We are in the new house this week doing errands and scheduling estimates for shockingly expensive home improvements. I keep walking around this town and looking at people and wondering if I will be friends with them. It is a very funny thing to do, to look at a stranger and wonder if you would like them. Essentially, what you are doing is weighing how familiar they look. The more familiar they appear the more likely it is to imagine that you could have something in common. It is probably a hangover from some animal part of our brain that prevents slugs from going out and trying to make friends with eagles. But in human beings it can easily turn into a kind of judgment that doesn’t really benefit anyone.
I have no idea what kinds of people I will make friends with, I walk around the grocery store and find the anonymity both thrilling and terrifying. I would like to approach building our new community here with an open mind. I would like to break the pattern of just gravitating towards the familiar and come more from a place of genuine curiosity about who people are. It is sort of an embarrassing thing to realize that at almost 40 some part of me is still wondering who the cool girls are.
Building a community will take time and I don’t know yet who the new faces are that will one day be old friends. It is an interesting time to observe my mind and see how quickly when faced with a situation I am drawn to the safety of the familiar. When we first moved to our last house, I had no children. Many of the friends I made in those early years are people who have watched our family grow and change. Those relationships are very dear and those connections so important. Our new friends won’t ever meet my children as babies, or know that there was a time when we were not special needs parents. In some ways it feels like we are bringing a life in progress to a new place, I am not sure I have ever had that experience before. It used to be that new beginnings coincided with milestones, the beginning of high school, college or married life. Our peer group was clearly defined by circumstance which in some ways made creating a life easier.

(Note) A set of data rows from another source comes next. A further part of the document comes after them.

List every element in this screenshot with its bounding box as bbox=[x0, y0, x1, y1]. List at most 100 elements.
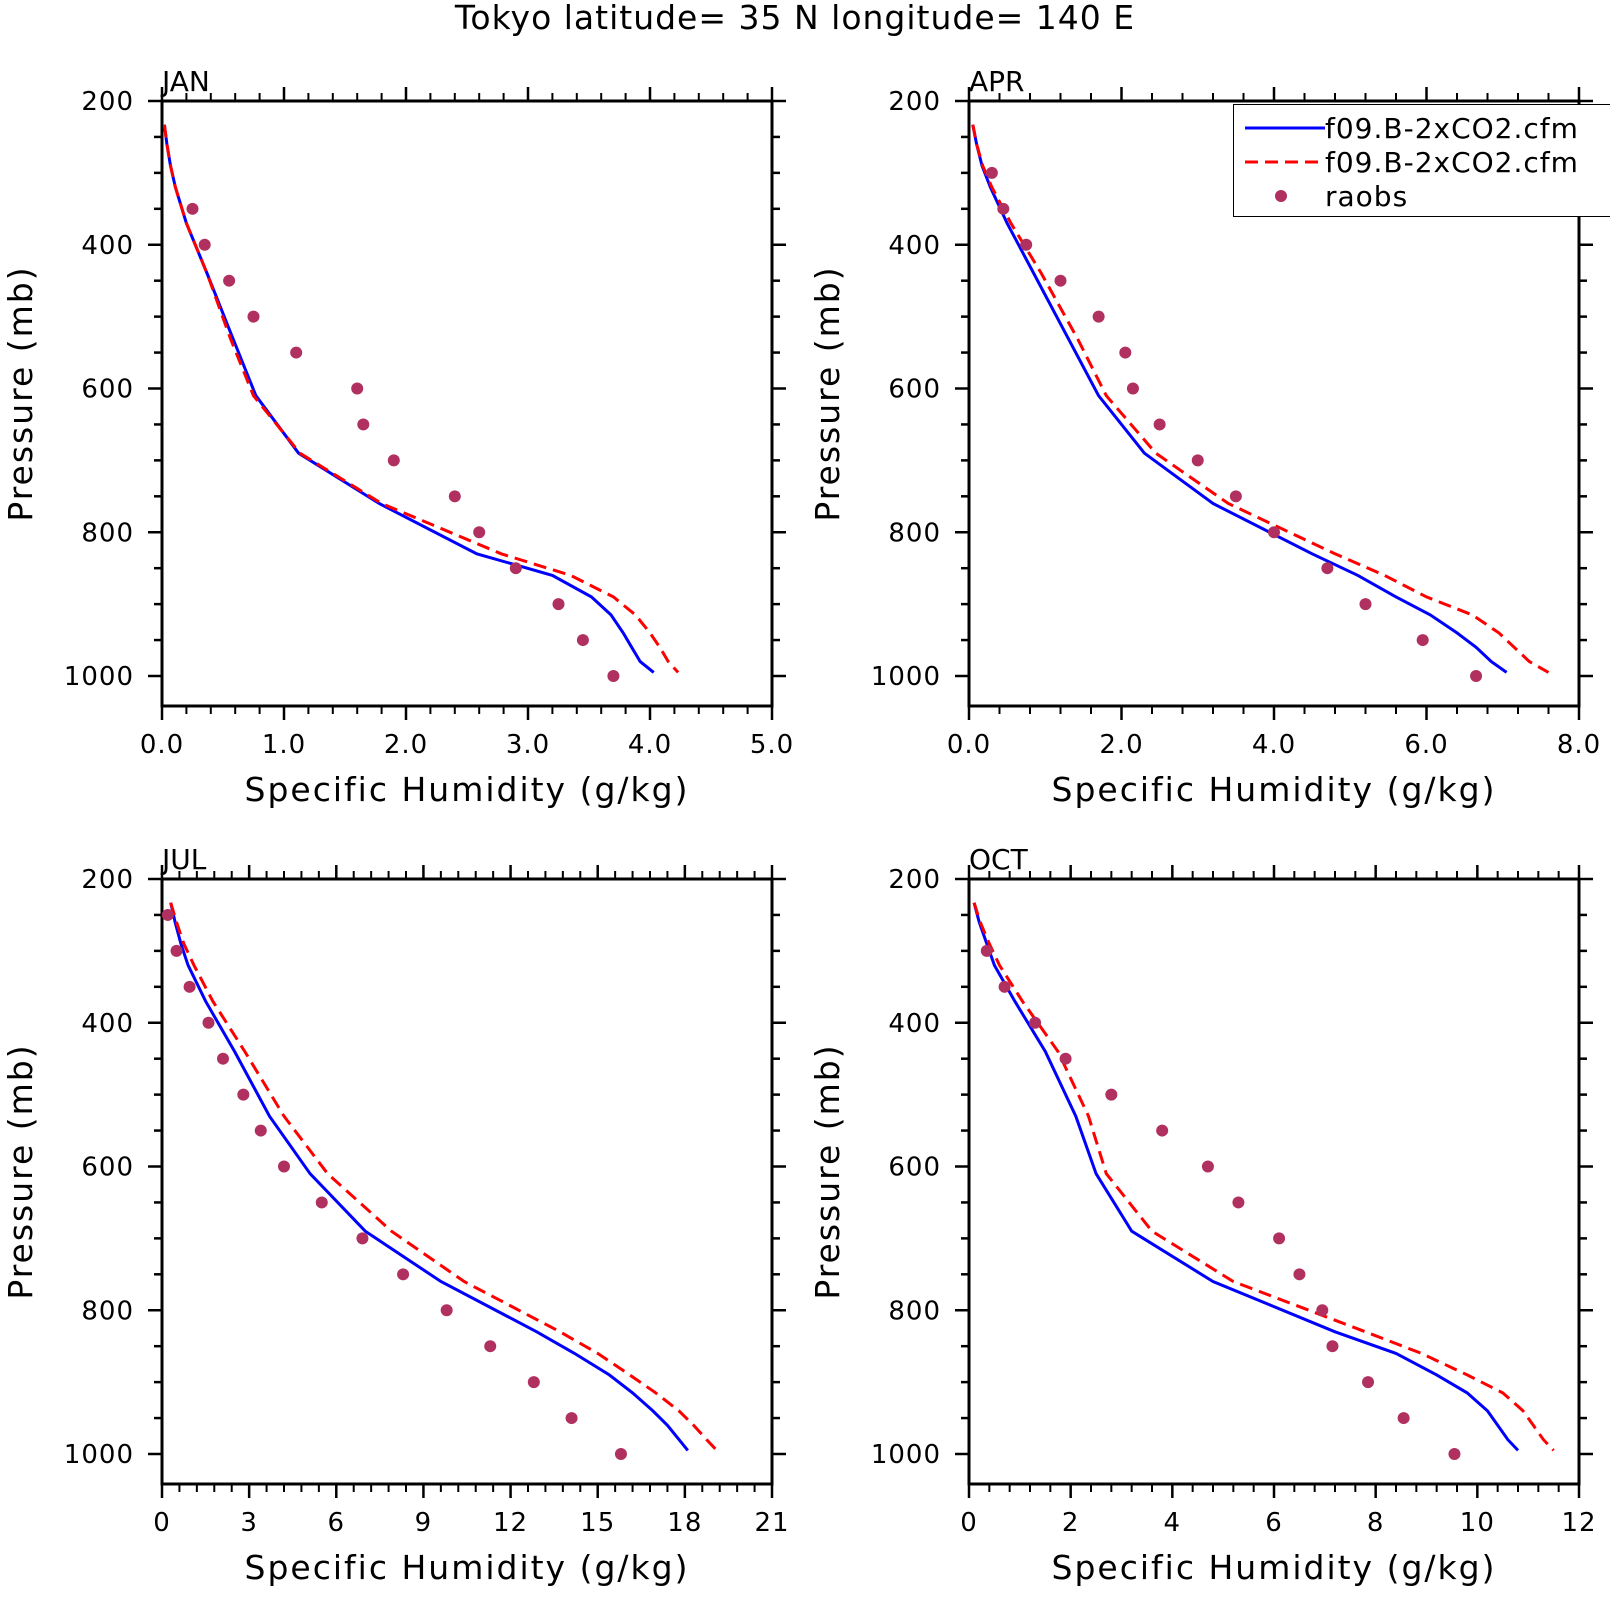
raobs-point bbox=[1201, 1160, 1214, 1173]
x-tick-label: 2.0 bbox=[384, 730, 428, 760]
raobs-point bbox=[186, 202, 199, 215]
x-axis-label: Specific Humidity (g/kg) bbox=[245, 1548, 690, 1587]
x-tick-label: 15 bbox=[580, 1508, 615, 1538]
raobs-point bbox=[397, 1268, 410, 1281]
raobs-point bbox=[614, 1448, 627, 1460]
panel-oct: OCT 200 400 600 800 1000 0 2 4 6 8 10 12 Specific Hum… bbox=[808, 843, 1596, 1587]
model-line-solid bbox=[169, 902, 689, 1452]
raobs-point bbox=[1105, 1088, 1118, 1101]
panel-apr: APR 200 400 600 800 1000 0.0 2.0 4.0 6.0 8.0 Specif… bbox=[808, 65, 1601, 809]
y-tick-label: 800 bbox=[81, 518, 134, 548]
raobs-point bbox=[448, 490, 461, 503]
raobs-point bbox=[202, 1016, 215, 1029]
x-tick-label: 4 bbox=[1164, 1508, 1182, 1538]
raobs-point bbox=[1153, 418, 1166, 431]
raobs-point bbox=[1268, 526, 1280, 539]
y-tick-label: 200 bbox=[81, 865, 134, 895]
legend-label: f09.B-2xCO2.cfm bbox=[1325, 146, 1579, 179]
raobs-point bbox=[1293, 1268, 1306, 1281]
raobs-point bbox=[527, 1376, 540, 1389]
raobs-point bbox=[1059, 1052, 1072, 1065]
raobs-point bbox=[1416, 634, 1429, 647]
raobs-point bbox=[1273, 1232, 1286, 1245]
x-tick-label: 2 bbox=[1062, 1508, 1080, 1538]
model-line-solid bbox=[162, 124, 655, 674]
x-tick-label: 5.0 bbox=[750, 730, 794, 760]
x-tick-label: 0.0 bbox=[140, 730, 184, 760]
y-tick-label: 400 bbox=[888, 231, 941, 261]
raobs-point bbox=[1321, 562, 1334, 575]
raobs-point bbox=[161, 908, 174, 921]
model-line-dashed bbox=[972, 902, 1555, 1452]
legend-marker-dot bbox=[1275, 190, 1287, 202]
y-tick-label: 1000 bbox=[64, 662, 134, 692]
figure-title: Tokyo latitude= 35 N longitude= 140 E bbox=[454, 0, 1135, 37]
y-tick-label: 400 bbox=[81, 1009, 134, 1039]
raobs-point bbox=[1397, 1412, 1410, 1425]
y-tick-label: 1000 bbox=[871, 662, 941, 692]
plot-frame bbox=[967, 877, 1581, 1486]
raobs-point bbox=[1054, 274, 1067, 287]
y-axis-label: Pressure (mb) bbox=[808, 1043, 847, 1299]
raobs-point bbox=[997, 202, 1010, 215]
raobs-point bbox=[1359, 598, 1372, 611]
y-tick-label: 1000 bbox=[64, 1440, 134, 1470]
raobs-point bbox=[1232, 1196, 1245, 1209]
y-tick-label: 1000 bbox=[871, 1440, 941, 1470]
raobs-point bbox=[217, 1052, 229, 1065]
raobs-point bbox=[552, 598, 565, 611]
raobs-point bbox=[357, 418, 370, 431]
y-tick-label: 200 bbox=[81, 87, 134, 117]
raobs-point bbox=[1229, 490, 1242, 503]
model-line-dashed bbox=[169, 902, 718, 1452]
x-tick-label: 12 bbox=[1561, 1508, 1596, 1538]
panel-label: APR bbox=[969, 65, 1025, 98]
x-tick-label: 9 bbox=[415, 1508, 433, 1538]
legend-label: f09.B-2xCO2.cfm bbox=[1325, 112, 1579, 145]
raobs-point bbox=[1470, 670, 1483, 682]
x-axis-label: Specific Humidity (g/kg) bbox=[1052, 1548, 1497, 1587]
model-line-dashed bbox=[162, 124, 680, 674]
x-tick-label: 0.0 bbox=[947, 730, 991, 760]
panel-jan: JAN 200 400 600 800 1000 0.0 1.0 2.0 3.0 4.0 5.0 Spe… bbox=[1, 65, 794, 809]
raobs-point bbox=[980, 944, 993, 957]
raobs-point bbox=[247, 310, 260, 323]
model-line-solid bbox=[972, 902, 1520, 1452]
raobs-point bbox=[1326, 1340, 1339, 1353]
panel-jul: JUL 200 400 600 800 1000 0 3 6 9 12 15 18 21 Specific … bbox=[1, 843, 789, 1587]
raobs-point bbox=[315, 1196, 328, 1209]
raobs-point bbox=[223, 274, 236, 287]
y-tick-label: 600 bbox=[81, 1153, 134, 1183]
raobs-point bbox=[985, 166, 998, 179]
y-axis-label: Pressure (mb) bbox=[808, 265, 847, 521]
y-tick-label: 400 bbox=[888, 1009, 941, 1039]
raobs-point bbox=[1020, 238, 1033, 251]
raobs-point bbox=[170, 944, 183, 957]
x-tick-label: 1.0 bbox=[262, 730, 306, 760]
raobs-point bbox=[1126, 382, 1139, 395]
raobs-point bbox=[576, 634, 589, 647]
x-tick-label: 2.0 bbox=[1099, 730, 1143, 760]
x-tick-label: 6 bbox=[328, 1508, 346, 1538]
raobs-point bbox=[509, 562, 522, 575]
raobs-point bbox=[278, 1160, 290, 1173]
raobs-point bbox=[1316, 1304, 1329, 1317]
x-tick-label: 3.0 bbox=[506, 730, 550, 760]
y-tick-label: 200 bbox=[888, 865, 941, 895]
raobs-point bbox=[607, 670, 620, 682]
y-tick-label: 600 bbox=[888, 375, 941, 405]
x-tick-label: 4.0 bbox=[628, 730, 672, 760]
legend-label: raobs bbox=[1325, 180, 1408, 213]
x-tick-label: 0 bbox=[153, 1508, 171, 1538]
raobs-point bbox=[351, 382, 364, 395]
x-tick-label: 8.0 bbox=[1557, 730, 1601, 760]
raobs-point bbox=[1156, 1124, 1169, 1137]
x-tick-label: 21 bbox=[754, 1508, 789, 1538]
raobs-point bbox=[1448, 1448, 1461, 1460]
y-tick-label: 200 bbox=[888, 87, 941, 117]
x-tick-label: 0 bbox=[960, 1508, 978, 1538]
x-tick-label: 4.0 bbox=[1252, 730, 1296, 760]
y-tick-label: 600 bbox=[81, 375, 134, 405]
panel-label: JAN bbox=[160, 65, 210, 98]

New experiences are the best way to study our habits. When we take ourselves out of our comfort zone we can see the ways in which we protect ourselves. I am excited about the prospect of building a community, I hope it is filled with all sorts of different kinds of people and their stories. Every new relationship, be it friend, teacher, or student is kind of an adventure in being human. Seeking out ways to surprise ourselves is one of the best ways to stay awake to all that our lives have to offer. We don’t have to shake things up in huge ways to experience this, it can be as simple as changing your morning coffee shop. Any time we allow ourselves to experience things in a new way we are waking up a little bit more to all that our life has to offer.